Looking at Bulleit Rye you immediately notice it’s irresistibly rich, amber color. It explodes with flavors of cherry cola, fall bake spices, subtle oak and warming cinnamon. Mysterious notes from the deep south of Corsier Red Absinthe fill this cocktail with tarragon wrapped in citrus infused hibiscus. Then balanced off with bold cherries that have a trace of black cardamom. The first sip of this cocktail warms you up, the second sip fills you with fire, and with the third sip….well, all I can say is, ‘Gun Powder and Lead’.
- 2 oz Bulleit Rye
- .5 oz Corsair Red Absinthe
- 2 dashes Woodford Reserve Cherry Spiced Bitters
- .5 oz Cherry-Black Cardamom Shrub
- Lemon wedge
- Orange Twist
Lightly muddle lemon wedge in a beaker. Then combine all ingredients except Corsair Red Absinthe to the beaker. Add ice and stir well. Add Corsair Red Absinthe to chilled rocks glass. Roll glass around coating as much of the inside surface as possible. Pour out remaining absinthe. Fine strain cocktail into chilled glass. Garnish with an orange twist.
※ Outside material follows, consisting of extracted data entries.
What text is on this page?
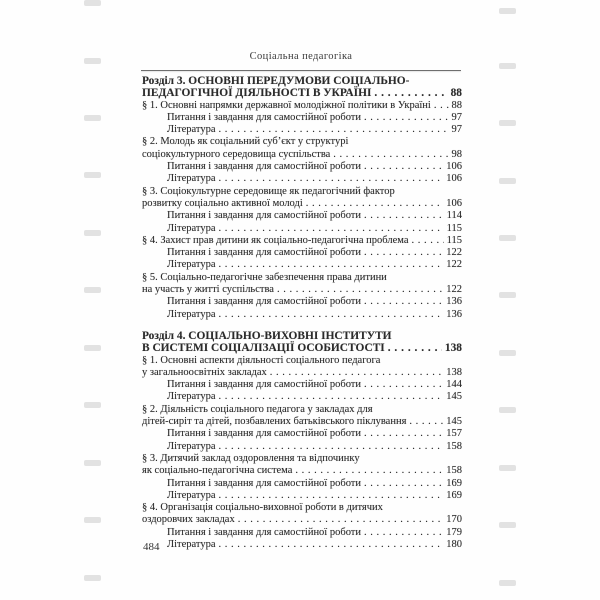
Соціальна педагогіка
Розділ 3. ОСНОВНІ ПЕРЕДУМОВИ СОЦІАЛЬНО-
ПЕДАГОГІЧНОЇ ДІЯЛЬНОСТІ В УКРАЇНІ . . .	88
§ 1. Основні напрямки державної молодіжної політики в Україні . . . 88
Питання і завдання для самостійної роботи . . .	97
Література . . .	97
§ 2. Молодь як соціальний суб’єкт у структурі
соціокультурного середовища суспільства . . .	98
Питання і завдання для самостійної роботи . . .	106
Література . . .	106
§ 3. Соціокультурне середовище як педагогічний фактор
розвитку соціально активної молоді . . .	106
Питання і завдання для самостійної роботи . . .	114
Література . . .	115
§ 4. Захист прав дитини як соціально-педагогічна проблема . . .	115
Питання і завдання для самостійної роботи . . .	122
Література . . .	122
§ 5. Соціально-педагогічне забезпечення права дитини
на участь у житті суспільства . . .	122
Питання і завдання для самостійної роботи . . .	136
Література . . .	136
Розділ 4. СОЦІАЛЬНО-ВИХОВНІ ІНСТИТУТИ
В СИСТЕМІ СОЦІАЛІЗАЦІЇ ОСОБИСТОСТІ . . .	138
§ 1. Основні аспекти діяльності соціального педагога
у загальноосвітніх закладах . . .	138
Питання і завдання для самостійної роботи . . .	144
Література . . .	145
§ 2. Діяльність соціального педагога у закладах для
дітей-сиріт та дітей, позбавлених батьківського піклування . . .	145
Питання і завдання для самостійної роботи . . .	157
Література . . .	158
§ 3. Дитячий заклад оздоровлення та відпочинку
як соціально-педагогічна система . . .	158
Питання і завдання для самостійної роботи . . .	169
Література . . .	169
§ 4. Організація соціально-виховної роботи в дитячих
оздоровчих закладах . . .	170
Питання і завдання для самостійної роботи . . .	179
Література . . .	180
484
Cherry-Black Cardamom Shrub
- 5 cups cherries halved and pitted
- 2.5 cups sugar
- 2.5 cups orange blossom honey
- 1/3 cup apple cider vinegar
- 1 stick of cinnamon
- 8 black cardamom seeds
Wash cherries. Cut in half and pit each cherry. Combine cherries, sugar and honey in a bowl. Stir all ingredients lightly muddling berries. Place bowl in the refrigerator. Let sit for 48 hours – making sure to stir three or four times a day. Add vinegar, black cardamom seeds, and a stick of cinnamon. Let sit in the refrigerator for 5-7 days. Again stirring at least once a day. Fine strain into an airtight container.